Si la proportion de CDD et d’intérim dans le nombre d’emplois total est stable en France depuis 2000 (environ 12 %), la durée moyenne des contrats ne cesse, elle, de diminuer. Ainsi, depuis 2000, le nombre de CDD de moins d’un mois a grimpé de 146 % alors que ceux de plus d’un mois ont stagné.

Pourquoi cette envolée ? « Les règles de l’assurance-chômage ont fortement contribué à cette augmentation », estime Corinne Prost. Explication : un travailleur peut être indemnisé en partie par l’Unédic en cas d’activité réduite. Dans ce cas, un allocataire qui travaille quinze jours dans le mois touche un salaire et un complément de l’assurance-chômage basé sur le salaire de référence. Mais ce salaire de référence est calculé en divisant la somme des salaires perçus par le nombre de jours couverts par le contrat de travail, et non par le nombre de jours dans le mois. Ainsi, travailler un jour sur deux dans le mois induit un salaire journalier deux fois plus élevé que de travailler tous les jours à mi-temps, en tout cas pour l’Unédic. L’allocation est alors deux fois plus élevée. Il est donc plus intéressant pour le salarié d’opter pour la première solution. Sauf qu’il est beaucoup plus difficile pour eux d’accéder au crédit, au logement et à la formation professionnelle, et qu’ils s’enferment dans cette situation.
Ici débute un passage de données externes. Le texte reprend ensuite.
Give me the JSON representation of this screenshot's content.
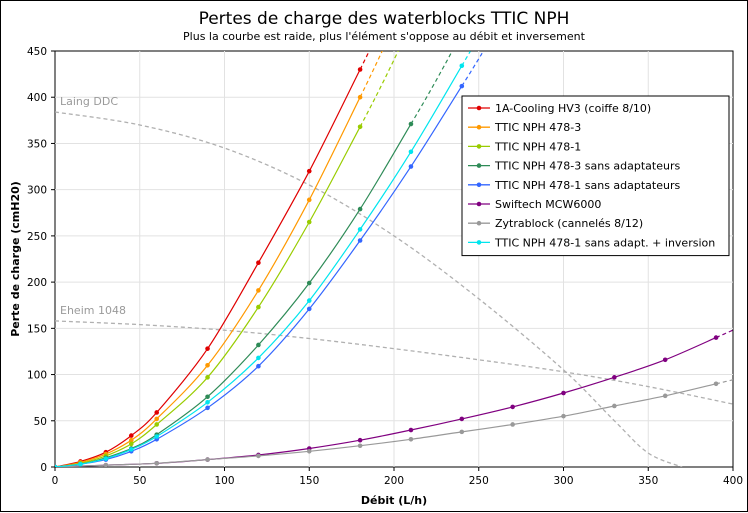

Les secteurs comme l’hôtellerie, les services portuaires ou le commerce, qui utilisent ce système, y trouvent aussi leur intérêt puisqu’ils peuvent choisir les jours travaillés dans le mois alors que le complément de salaire est pris en charge par l’Unédic. Ce qui revient à subventionner certains secteurs par d’autres, structurellement moins utilisateurs de CDD.

 

2 milliards d’euros à économiser

Pour les deux économistes, 760.000 personnes environ alternent emploi et chômage indemnisé depuis cinq ans, ce qui coûte de l’ordre de 4,8 milliards d’euros par an à l’assurance-chômage. D’où les recommandations : changer le calcul du salaire de référence et le baser sur le revenu mensuel moyen et non sur le salaire moyen journalier du contrat. Et moduler les cotisations des employeurs à l’assurance-chômage en fonction du coût induit par l’entreprise pour l’assurance-chômage selon le principe du pollueur-payeur. Plus une entreprise utilise des CDD courts, plus ses cotisations monteraient. De quoi faire économiser 2 milliards à l’Unédic. Alors que les partenaires sociaux doivent renégocier la convention Unédic cet hiver, voilà une piste intéressante.